A global watchdog probing chemical arms attacks in Aleppo Tuesday took Russia up on an offer to provide some possible evidence saying it "may be of use" to their investigation.

The Russian military said on November 11 that it had evidence of the use of chemical weapons by rebels in Syria's besieged eastern city of Aleppo.

The military said in a statement that its experts "have found unexploded artillery ammunition belonging to terrorists which contains toxic substances."

The Organisation for the Prohibition of Chemical Weapons said Tuesday it had "recently received an offer from Russian authorities to provide some samples and other material in relation to an incident of alleged use of chemicals as weapons in Aleppo."

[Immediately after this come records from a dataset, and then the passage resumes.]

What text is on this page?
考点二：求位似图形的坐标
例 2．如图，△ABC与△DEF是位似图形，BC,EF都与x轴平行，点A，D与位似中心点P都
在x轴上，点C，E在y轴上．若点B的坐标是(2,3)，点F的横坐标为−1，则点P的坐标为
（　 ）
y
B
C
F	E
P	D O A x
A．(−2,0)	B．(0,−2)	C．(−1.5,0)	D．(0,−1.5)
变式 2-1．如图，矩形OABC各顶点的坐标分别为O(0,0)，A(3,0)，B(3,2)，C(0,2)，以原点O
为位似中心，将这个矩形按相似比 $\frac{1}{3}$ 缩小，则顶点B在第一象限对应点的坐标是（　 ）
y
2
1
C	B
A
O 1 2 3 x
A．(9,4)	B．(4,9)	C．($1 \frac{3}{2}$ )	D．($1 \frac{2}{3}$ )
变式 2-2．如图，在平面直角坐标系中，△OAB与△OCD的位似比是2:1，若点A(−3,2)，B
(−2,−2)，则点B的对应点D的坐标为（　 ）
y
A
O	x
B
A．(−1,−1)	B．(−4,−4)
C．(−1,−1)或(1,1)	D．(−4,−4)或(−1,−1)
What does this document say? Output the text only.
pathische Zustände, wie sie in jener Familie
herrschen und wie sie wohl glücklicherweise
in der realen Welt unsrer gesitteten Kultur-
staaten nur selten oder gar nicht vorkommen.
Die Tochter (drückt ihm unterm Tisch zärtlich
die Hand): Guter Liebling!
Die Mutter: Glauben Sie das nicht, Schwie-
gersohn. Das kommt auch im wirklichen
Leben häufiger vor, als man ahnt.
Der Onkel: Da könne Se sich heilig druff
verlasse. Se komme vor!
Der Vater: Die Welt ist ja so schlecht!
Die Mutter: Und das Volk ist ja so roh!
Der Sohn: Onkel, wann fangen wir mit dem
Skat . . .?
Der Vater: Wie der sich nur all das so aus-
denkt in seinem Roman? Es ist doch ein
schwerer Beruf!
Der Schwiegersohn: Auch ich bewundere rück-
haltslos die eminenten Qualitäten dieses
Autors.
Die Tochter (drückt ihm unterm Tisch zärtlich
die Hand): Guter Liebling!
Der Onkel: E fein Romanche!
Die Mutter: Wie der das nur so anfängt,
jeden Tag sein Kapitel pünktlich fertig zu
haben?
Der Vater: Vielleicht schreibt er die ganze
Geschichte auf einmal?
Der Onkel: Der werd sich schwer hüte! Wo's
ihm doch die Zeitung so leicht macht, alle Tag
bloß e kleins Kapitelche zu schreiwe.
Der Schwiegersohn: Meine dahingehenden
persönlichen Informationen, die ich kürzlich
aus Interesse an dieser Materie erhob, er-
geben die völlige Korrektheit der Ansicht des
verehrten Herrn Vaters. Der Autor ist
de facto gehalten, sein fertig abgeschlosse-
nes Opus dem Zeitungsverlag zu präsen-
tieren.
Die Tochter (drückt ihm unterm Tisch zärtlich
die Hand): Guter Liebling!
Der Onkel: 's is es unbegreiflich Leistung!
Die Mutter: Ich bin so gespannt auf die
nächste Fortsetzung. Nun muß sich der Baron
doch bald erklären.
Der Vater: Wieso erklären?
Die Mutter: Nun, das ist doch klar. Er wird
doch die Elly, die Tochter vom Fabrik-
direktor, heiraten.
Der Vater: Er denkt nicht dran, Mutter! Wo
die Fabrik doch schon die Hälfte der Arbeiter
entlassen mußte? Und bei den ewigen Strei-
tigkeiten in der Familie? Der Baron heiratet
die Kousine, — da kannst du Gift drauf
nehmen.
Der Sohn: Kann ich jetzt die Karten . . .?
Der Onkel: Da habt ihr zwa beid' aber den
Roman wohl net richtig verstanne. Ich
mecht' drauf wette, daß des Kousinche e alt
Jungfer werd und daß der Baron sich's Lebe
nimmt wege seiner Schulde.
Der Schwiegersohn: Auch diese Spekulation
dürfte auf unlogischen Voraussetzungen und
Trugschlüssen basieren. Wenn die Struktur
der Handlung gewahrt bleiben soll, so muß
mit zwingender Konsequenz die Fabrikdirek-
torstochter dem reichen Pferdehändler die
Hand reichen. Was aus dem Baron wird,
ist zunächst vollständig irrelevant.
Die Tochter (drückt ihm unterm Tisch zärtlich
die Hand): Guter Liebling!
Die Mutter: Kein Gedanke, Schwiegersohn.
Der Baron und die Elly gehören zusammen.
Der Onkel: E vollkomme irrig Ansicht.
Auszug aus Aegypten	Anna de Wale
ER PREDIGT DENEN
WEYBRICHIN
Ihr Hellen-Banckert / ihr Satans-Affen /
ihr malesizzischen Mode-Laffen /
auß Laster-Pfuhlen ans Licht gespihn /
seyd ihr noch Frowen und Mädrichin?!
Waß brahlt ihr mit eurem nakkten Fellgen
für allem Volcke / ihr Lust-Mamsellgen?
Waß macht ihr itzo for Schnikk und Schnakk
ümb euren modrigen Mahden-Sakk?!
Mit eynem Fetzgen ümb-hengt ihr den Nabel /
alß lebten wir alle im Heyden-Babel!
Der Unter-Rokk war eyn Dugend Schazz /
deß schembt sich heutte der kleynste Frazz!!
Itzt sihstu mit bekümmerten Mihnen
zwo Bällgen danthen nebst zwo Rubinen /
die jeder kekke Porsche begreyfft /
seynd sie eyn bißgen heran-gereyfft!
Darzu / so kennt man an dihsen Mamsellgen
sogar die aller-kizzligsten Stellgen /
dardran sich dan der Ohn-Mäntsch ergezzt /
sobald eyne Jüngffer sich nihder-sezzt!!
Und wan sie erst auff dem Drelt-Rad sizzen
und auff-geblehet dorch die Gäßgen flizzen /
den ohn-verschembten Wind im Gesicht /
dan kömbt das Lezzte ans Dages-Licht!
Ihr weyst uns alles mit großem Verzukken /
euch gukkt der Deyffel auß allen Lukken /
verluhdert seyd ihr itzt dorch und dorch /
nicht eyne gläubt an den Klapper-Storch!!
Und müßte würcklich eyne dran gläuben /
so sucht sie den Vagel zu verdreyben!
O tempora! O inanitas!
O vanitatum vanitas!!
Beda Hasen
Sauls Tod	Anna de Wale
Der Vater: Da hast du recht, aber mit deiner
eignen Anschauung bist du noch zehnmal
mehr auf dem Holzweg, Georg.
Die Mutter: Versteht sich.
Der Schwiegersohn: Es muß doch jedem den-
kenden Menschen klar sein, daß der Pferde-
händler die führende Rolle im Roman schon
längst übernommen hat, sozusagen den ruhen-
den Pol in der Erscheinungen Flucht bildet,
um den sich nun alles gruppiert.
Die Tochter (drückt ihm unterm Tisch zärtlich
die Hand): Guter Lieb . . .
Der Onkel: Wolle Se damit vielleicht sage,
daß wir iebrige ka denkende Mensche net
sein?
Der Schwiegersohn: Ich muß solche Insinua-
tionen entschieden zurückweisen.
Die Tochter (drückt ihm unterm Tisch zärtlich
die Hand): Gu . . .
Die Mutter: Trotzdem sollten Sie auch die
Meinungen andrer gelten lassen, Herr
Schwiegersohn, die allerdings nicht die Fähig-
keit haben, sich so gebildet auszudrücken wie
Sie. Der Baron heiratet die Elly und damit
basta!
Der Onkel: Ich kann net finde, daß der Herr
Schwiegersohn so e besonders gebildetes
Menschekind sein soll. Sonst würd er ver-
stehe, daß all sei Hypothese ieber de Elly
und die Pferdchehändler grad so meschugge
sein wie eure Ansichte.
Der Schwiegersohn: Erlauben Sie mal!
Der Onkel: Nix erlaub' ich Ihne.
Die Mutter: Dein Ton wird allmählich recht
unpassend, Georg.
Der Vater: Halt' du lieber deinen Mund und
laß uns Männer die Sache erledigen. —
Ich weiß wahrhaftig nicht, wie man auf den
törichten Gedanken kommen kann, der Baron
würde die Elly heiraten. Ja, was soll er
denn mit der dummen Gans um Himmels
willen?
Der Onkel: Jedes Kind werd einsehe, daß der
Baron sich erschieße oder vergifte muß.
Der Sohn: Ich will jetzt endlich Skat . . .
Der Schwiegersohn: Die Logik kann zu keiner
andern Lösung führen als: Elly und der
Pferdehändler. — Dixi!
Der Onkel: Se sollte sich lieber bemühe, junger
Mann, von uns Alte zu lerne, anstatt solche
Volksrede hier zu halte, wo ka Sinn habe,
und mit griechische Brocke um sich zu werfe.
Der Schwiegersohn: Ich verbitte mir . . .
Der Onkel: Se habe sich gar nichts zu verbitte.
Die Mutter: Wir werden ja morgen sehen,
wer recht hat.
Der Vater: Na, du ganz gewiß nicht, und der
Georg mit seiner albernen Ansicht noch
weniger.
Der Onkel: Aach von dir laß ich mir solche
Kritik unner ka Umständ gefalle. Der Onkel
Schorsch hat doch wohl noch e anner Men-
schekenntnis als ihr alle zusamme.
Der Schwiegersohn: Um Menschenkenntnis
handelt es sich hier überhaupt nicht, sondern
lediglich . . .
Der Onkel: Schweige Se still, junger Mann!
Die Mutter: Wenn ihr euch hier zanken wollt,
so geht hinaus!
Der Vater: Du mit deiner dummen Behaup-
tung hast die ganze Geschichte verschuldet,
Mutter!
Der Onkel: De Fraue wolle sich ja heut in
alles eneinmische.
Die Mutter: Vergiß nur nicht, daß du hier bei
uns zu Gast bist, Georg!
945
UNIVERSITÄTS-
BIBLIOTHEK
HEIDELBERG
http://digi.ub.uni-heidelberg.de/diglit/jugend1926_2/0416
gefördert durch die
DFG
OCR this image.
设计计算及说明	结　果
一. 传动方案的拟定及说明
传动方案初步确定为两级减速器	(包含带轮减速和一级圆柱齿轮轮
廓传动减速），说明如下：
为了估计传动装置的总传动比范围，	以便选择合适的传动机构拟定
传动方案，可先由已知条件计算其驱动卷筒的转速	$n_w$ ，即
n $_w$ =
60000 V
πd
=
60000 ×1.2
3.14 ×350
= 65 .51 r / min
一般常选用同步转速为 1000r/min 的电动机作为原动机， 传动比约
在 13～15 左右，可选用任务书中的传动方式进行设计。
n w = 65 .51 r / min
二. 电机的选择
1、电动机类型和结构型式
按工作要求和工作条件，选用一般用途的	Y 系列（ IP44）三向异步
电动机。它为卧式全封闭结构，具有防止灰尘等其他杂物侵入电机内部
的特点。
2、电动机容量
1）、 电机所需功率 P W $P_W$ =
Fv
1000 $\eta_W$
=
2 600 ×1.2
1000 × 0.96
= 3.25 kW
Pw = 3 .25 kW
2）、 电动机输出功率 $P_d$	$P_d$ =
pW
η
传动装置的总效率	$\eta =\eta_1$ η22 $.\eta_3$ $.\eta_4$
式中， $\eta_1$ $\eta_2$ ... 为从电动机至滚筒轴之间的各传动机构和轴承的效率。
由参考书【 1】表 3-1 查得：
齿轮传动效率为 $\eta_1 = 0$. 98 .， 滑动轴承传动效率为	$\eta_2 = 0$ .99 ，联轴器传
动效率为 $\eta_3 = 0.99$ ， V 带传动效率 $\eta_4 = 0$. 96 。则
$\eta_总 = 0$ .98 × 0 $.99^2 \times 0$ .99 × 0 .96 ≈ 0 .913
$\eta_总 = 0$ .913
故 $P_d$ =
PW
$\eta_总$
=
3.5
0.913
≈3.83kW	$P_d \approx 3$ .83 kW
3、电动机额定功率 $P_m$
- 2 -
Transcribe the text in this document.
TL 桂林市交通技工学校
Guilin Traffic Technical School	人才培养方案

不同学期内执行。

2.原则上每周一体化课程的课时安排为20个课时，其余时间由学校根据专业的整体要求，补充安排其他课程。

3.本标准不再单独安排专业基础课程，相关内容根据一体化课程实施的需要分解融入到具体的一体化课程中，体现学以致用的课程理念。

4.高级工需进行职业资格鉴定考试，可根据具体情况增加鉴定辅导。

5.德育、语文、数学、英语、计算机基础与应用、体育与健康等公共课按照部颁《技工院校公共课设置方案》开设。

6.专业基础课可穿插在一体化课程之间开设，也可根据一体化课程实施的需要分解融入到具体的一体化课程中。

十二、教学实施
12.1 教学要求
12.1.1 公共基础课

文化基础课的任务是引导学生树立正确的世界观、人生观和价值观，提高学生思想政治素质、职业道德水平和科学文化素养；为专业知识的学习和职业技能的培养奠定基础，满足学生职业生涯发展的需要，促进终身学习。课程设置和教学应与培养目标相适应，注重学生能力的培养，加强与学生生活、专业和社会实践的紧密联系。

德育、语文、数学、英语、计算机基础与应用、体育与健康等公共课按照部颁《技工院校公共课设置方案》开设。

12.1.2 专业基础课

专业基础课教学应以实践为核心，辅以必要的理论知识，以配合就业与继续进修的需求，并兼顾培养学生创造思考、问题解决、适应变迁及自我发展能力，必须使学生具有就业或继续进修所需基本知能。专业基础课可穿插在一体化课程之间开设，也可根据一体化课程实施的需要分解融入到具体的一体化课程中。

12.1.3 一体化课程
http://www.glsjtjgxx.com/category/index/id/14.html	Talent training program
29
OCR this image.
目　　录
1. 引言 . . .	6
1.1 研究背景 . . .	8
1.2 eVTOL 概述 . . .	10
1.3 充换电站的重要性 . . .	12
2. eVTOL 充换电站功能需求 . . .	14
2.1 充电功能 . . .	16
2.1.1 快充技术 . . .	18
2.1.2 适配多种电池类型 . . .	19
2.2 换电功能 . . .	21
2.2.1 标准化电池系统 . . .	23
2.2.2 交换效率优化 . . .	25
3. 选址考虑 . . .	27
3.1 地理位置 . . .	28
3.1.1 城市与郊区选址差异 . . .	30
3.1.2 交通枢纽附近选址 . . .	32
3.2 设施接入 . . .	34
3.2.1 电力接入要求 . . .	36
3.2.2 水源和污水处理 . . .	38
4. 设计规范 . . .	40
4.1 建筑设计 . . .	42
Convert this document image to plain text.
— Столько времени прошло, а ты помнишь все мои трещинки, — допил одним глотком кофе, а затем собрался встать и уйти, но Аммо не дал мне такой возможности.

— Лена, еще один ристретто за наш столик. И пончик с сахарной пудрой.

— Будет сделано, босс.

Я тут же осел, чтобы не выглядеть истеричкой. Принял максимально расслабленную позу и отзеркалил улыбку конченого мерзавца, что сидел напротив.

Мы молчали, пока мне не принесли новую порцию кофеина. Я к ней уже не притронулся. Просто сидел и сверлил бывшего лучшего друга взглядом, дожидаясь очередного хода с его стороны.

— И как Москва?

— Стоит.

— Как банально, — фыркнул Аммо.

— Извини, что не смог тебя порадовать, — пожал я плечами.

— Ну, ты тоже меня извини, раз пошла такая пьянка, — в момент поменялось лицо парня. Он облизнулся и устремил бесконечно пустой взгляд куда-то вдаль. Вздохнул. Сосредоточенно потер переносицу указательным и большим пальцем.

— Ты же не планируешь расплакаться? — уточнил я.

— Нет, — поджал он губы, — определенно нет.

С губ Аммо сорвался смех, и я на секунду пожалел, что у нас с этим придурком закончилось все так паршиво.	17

"These samples and other material may be of use in the ongoing work of the OPCW fact-finding mission," the organisation said in a statement.

It said it had "proposed" to the Russian foreign ministry that given the ongoing conflict in Aleppo, it would be better "to receive such material in Damascus or The Hague."

"At present, the OPCW is awaiting a response," the statement added.

The OPCW, based in The Hague, has launched a fact-finding mission to investigate chemical weapons attacks in Syria.

The mission is feeding its reports to a joint UN-OPCW panel, whose mandate has just been extended for a year.

The OPCW chief, Ahmet Uzumcu, told AFP last week his organisation had received more than 20 reports of chemical attacks since August 1.

On Tuesday, Syrian pro-government forces pushed deeper into eastern Aleppo with the Syrian Observatory for Human Rights saying some residents of the Qaterji and Dahjer Awad districts experienced breathing difficulties after four barrel bombs were dropped which may have contained chlorine gas.